WASHINGTON (KERO) — A recent decision by President Joe Biden concerning documents related to the assassination of John F Kennedy is raising questions about what the government knew ahead of the assassination.
Late in June, the President issued a final order certifying documents from the JFK investigation to be released. However, a judge upheld the order, keeping thousands of documents from the investigation under wraps.
The New York Times reports more than 4,500 files remain either partially or fully withheld from the public's eye.
Jefferson Morley is the editor of the blog "JFK Facts." According to Morley, some of the files being withheld could shed light on the CIA's investigation before JFK's death.
"What remains is about 4,400 documents from a variety of federal agencies, primarily the CIA, that still contain some redactions ranging from a word to a paragraph to a page to the whole document," explained Morley.
Morley says that there is one name that has been a mystery all these years that was made public in the files: Rueben Efron. Efron worked for the CIA and was intercepting Lee Harvey Oswald's mail months before the assassination.

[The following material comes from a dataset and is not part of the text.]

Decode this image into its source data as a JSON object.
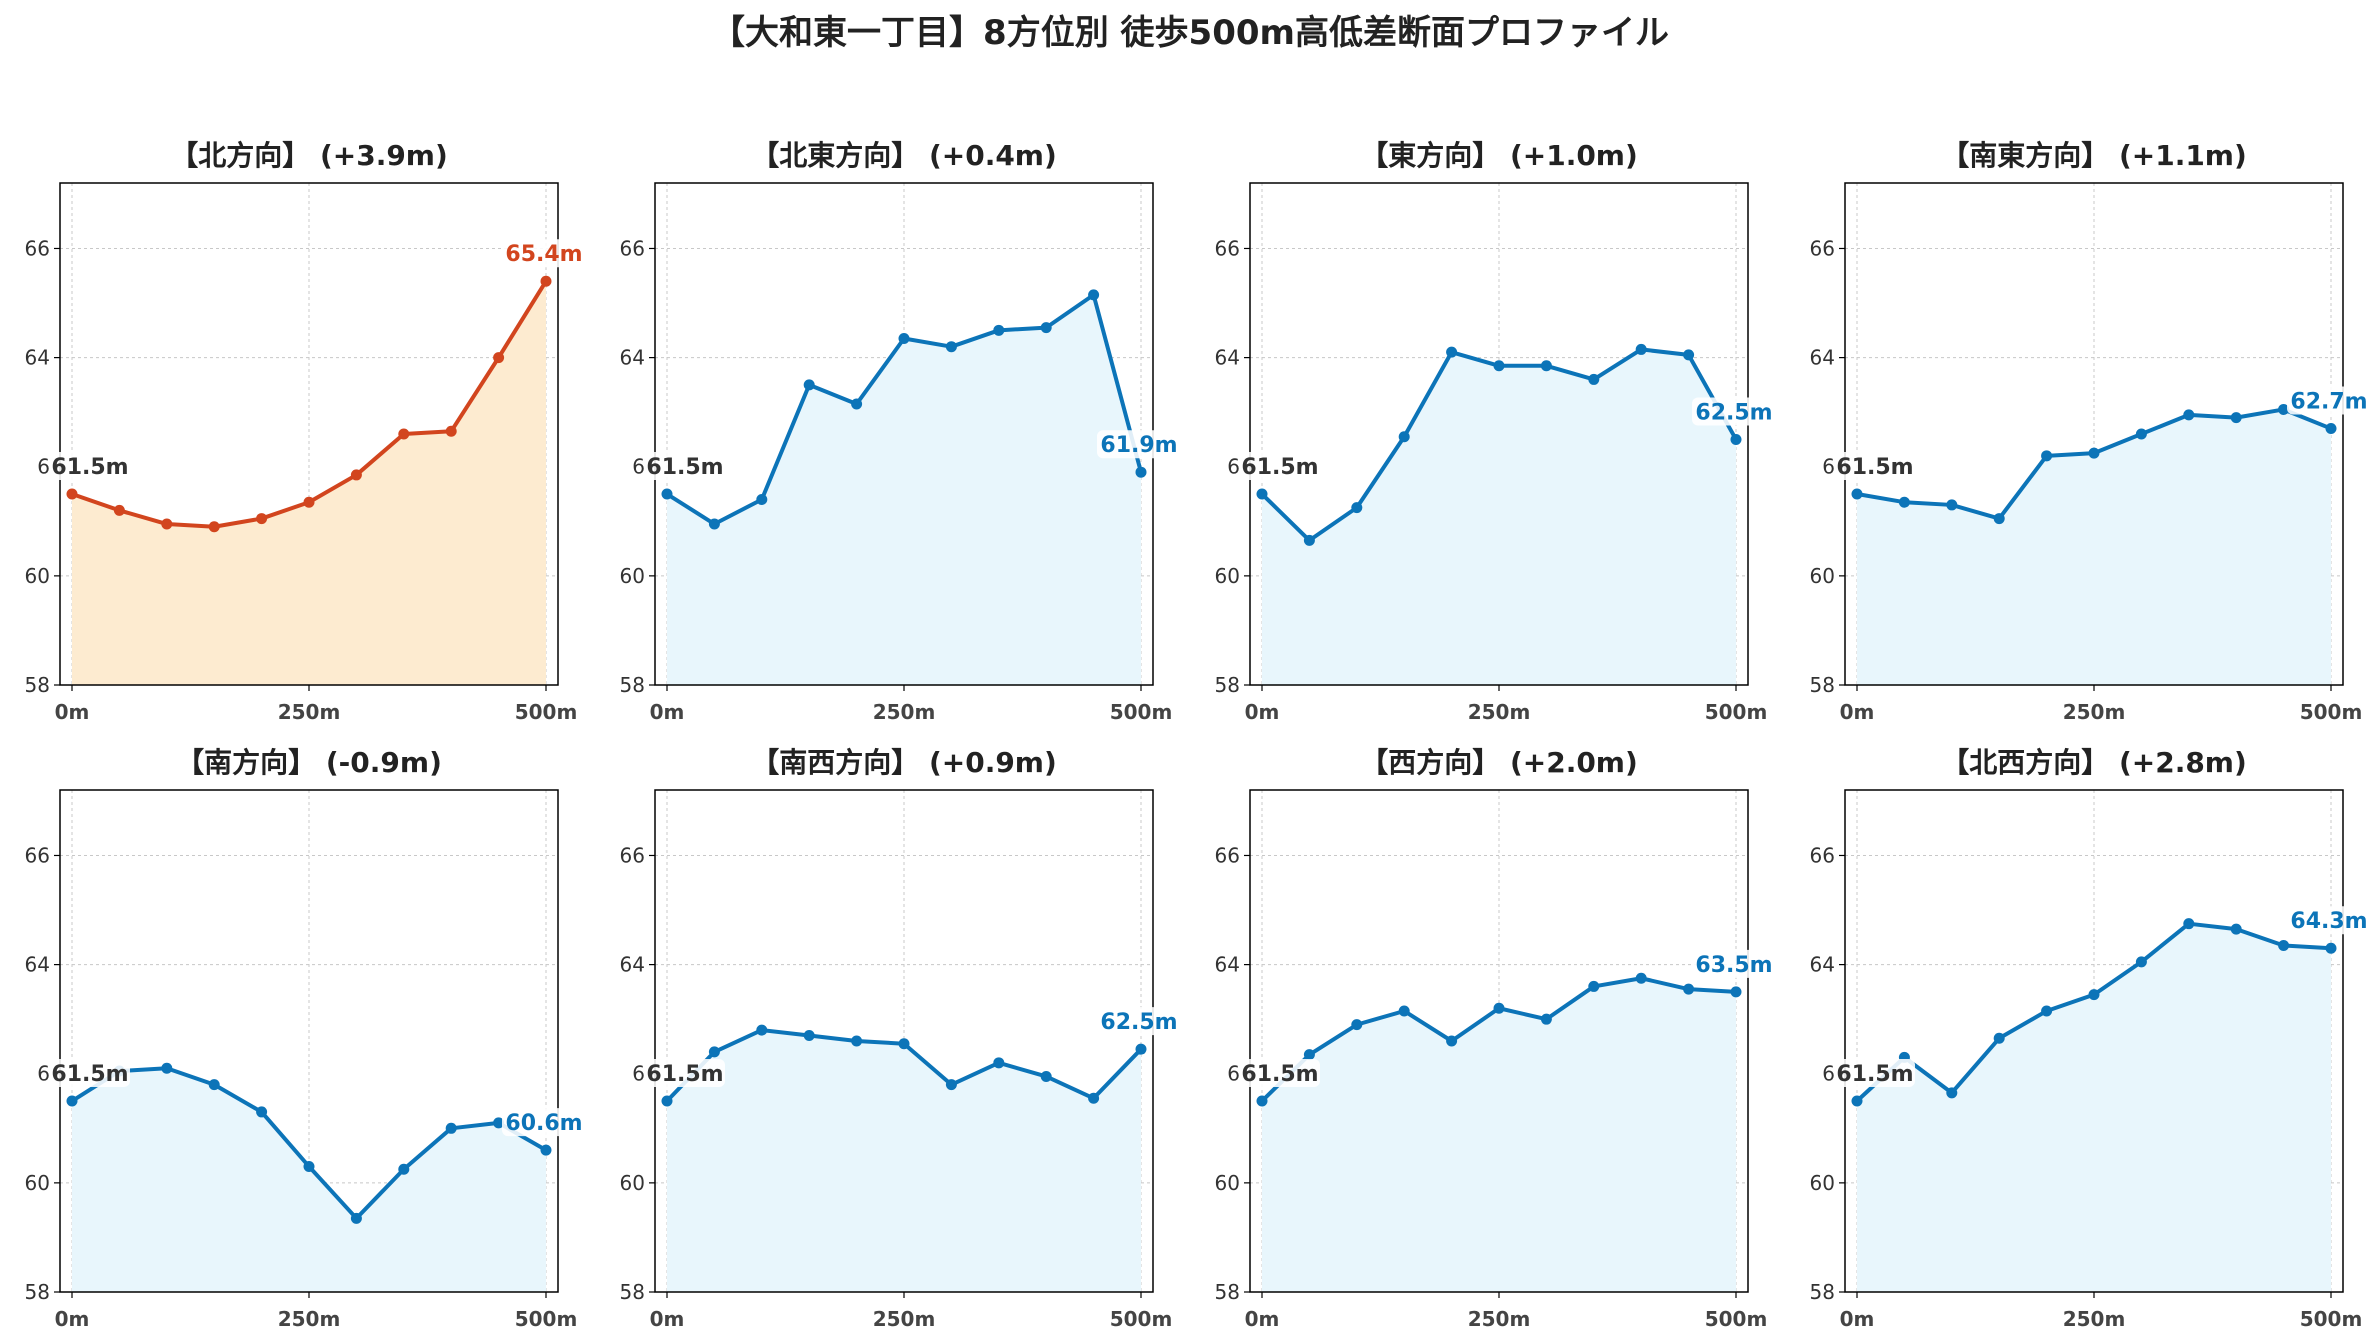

"Ruben Efron died 30 years ago, so they are not protecting the name of a living person," said Morley. "They are protecting the operational activity that he was engaged in, which was reading Lee Harvey Oswald's mail. What it shows is that the CIA was running some kind of intelligence operation, we don't know exactly what, around Lee Harvey Oswald, the accused assassin, while President Kennedy was still alive."
It will now be up to individual government agencies to determine if and when more documents from the investigation are released in the future.